Da qualche tempo, la copertura vaccinale è in costante calo: ogni anno si assiste a una diminuzione dell’1% circa dei bambini sottoposti a questa misura preventiva. Per quanto riguarda le vaccinazioni contro morbillo e rosolia si registrano anche picchi del -25%.

Colpa della cattiva informazione

Le ragioni di questo fenomeno sono essenzialmente due. Innanzitutto, giocano un ruolo importante le campagne contro questi farmaci. Occorre sapere, infatti, che esiste un fronte abbastanza nutrito di detrattori, secondo cui i vaccini sono molto più pericolosi delle malattie che si prefiggono di prevenire, per esempio potrebbero aumentare il rischio di autismo. In secondo luogo, bisogna considerare che visto che le malattie verso cui le vaccinazioni offrono l’immunità sono debellate o sensibilmente ridotte, la percezione della loro importanza è diminuita. In pratica, oggi molti genitori si chiedono perché devono proteggere i figli da infezioni “dimenticate”, che sembrano scomparse in Italia.

Si rischiano nuove epidemie

In realtà, smettendo di usare questi strumenti, le patologie che ora sono in netta diminuzione tornerebbero a contagiare un gran numero di soggetti. Anche quelle apparentemente estinte.
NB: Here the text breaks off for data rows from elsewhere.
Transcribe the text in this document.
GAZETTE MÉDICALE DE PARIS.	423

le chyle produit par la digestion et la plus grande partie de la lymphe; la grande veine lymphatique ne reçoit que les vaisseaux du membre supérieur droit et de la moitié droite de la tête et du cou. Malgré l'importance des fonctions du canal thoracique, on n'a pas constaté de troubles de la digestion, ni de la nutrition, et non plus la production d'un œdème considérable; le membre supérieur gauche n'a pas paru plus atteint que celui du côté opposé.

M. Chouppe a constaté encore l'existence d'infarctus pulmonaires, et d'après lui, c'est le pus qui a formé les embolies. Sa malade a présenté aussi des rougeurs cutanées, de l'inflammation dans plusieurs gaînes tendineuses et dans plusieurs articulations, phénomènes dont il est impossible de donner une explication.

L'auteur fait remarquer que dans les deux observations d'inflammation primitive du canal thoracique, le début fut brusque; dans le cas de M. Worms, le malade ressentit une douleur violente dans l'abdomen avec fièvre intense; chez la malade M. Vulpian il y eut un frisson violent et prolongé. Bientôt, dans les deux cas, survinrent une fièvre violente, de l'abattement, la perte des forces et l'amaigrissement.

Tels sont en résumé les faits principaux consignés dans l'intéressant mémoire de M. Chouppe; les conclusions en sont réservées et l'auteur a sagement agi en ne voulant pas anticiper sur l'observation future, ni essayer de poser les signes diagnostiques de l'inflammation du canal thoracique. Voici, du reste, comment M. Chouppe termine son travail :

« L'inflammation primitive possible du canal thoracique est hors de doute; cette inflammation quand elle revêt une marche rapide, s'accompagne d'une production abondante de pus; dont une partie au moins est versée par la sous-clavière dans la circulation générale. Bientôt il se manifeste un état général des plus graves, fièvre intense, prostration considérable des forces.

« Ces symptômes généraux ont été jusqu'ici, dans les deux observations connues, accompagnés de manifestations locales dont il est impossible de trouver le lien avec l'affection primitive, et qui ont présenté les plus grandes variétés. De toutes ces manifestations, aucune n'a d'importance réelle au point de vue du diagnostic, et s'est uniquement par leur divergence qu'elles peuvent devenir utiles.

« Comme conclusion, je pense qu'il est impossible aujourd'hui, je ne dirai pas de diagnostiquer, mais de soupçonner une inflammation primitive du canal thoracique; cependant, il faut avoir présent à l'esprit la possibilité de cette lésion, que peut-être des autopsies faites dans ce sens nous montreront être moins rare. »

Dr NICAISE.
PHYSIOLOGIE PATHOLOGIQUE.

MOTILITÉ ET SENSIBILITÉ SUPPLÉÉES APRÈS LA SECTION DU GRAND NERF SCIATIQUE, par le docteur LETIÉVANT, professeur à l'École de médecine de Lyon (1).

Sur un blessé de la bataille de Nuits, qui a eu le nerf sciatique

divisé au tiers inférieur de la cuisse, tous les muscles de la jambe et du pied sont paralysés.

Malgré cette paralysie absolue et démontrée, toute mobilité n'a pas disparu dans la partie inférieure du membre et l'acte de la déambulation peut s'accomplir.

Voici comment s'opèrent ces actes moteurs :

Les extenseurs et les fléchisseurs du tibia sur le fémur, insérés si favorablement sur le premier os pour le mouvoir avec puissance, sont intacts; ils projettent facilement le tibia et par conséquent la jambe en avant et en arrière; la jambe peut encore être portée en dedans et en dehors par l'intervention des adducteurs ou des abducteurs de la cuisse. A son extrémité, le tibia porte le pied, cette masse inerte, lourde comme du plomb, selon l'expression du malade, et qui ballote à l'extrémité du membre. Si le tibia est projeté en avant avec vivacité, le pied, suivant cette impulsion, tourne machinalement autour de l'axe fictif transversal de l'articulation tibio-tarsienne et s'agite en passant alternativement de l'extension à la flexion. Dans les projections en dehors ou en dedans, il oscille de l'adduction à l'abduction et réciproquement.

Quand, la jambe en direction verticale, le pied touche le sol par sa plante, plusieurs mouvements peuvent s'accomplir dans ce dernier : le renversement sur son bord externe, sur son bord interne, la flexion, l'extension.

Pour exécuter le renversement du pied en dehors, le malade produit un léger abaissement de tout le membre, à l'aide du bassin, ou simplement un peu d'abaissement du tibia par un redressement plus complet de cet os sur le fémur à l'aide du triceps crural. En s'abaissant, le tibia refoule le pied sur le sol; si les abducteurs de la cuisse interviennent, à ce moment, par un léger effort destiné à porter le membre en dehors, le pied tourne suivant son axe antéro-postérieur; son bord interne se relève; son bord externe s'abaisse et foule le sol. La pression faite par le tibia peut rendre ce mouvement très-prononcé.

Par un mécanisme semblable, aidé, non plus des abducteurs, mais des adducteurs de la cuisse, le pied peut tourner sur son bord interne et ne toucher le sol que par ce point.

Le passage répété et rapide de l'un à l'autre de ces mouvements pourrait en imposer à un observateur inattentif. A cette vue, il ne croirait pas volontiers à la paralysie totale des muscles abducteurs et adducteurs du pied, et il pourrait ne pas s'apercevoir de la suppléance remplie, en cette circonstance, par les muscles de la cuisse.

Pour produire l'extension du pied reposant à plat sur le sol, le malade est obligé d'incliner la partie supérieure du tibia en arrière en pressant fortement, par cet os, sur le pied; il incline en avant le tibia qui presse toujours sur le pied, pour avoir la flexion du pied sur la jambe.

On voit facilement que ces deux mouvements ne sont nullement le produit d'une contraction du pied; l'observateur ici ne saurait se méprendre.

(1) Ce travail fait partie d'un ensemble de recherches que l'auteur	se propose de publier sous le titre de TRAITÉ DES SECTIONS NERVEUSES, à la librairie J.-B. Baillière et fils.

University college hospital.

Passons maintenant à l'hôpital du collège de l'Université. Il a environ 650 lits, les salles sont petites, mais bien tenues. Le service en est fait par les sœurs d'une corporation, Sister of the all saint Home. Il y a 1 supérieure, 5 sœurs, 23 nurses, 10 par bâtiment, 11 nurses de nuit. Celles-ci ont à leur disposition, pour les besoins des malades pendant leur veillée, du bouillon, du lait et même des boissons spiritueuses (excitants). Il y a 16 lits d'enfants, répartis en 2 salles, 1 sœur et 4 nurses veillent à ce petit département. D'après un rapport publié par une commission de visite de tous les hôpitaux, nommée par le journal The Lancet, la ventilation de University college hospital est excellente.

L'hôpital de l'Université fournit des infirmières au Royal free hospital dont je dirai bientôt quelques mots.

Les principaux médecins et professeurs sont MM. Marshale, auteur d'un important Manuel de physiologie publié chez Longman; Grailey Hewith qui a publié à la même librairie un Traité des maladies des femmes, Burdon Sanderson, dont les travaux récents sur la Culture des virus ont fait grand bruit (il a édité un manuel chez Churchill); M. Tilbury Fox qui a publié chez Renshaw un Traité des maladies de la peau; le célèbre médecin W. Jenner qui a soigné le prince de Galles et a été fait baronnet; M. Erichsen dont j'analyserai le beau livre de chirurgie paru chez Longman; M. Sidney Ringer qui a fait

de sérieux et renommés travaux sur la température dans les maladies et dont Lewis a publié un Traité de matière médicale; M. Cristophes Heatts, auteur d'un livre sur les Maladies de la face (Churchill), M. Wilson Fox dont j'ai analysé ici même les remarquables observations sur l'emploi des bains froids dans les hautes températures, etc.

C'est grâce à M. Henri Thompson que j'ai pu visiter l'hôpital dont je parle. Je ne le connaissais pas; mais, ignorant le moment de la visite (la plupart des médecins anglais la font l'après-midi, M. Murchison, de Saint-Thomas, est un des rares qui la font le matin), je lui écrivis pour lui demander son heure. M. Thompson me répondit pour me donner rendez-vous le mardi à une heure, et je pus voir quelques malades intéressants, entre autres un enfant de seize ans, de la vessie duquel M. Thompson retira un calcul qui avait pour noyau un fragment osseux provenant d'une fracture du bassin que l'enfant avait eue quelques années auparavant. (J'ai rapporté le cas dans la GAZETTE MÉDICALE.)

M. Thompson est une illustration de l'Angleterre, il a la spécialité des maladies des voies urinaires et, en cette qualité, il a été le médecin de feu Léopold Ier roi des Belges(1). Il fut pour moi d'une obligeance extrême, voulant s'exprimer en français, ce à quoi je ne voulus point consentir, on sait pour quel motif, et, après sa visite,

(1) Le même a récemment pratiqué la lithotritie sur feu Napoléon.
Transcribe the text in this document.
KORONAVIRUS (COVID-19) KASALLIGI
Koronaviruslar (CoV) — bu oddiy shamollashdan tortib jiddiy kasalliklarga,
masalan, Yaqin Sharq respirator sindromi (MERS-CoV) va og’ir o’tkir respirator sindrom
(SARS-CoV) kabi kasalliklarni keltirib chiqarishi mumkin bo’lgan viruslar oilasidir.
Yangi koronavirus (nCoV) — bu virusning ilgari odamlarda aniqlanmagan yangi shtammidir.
Occorre considerare, infatti, che nel mondo esistono diversi focolai: con l’immigrazione, la globalizzazione e il turismo, una malattia – come la tbc – può essere reintrodotta anche in aree dove era assente da tempo. “Molte malattie oggi non fanno più paura, proprio perché sono state sconfitte grazie a vaccinazioni di massa. Per questo, sulle vaccinazioni non possiamo abbassare la guardia né in Italia né in Europa” ha spiegato il ministro della Salute Beatrice Lorenzin.

In breve

A TUTTE LE ETA’

La maggior parte delle vaccinazioni è destinata ai bimbi piccoli, anche se in realtà chi non è stato vaccinato in età infantile può sempre “recuperare”.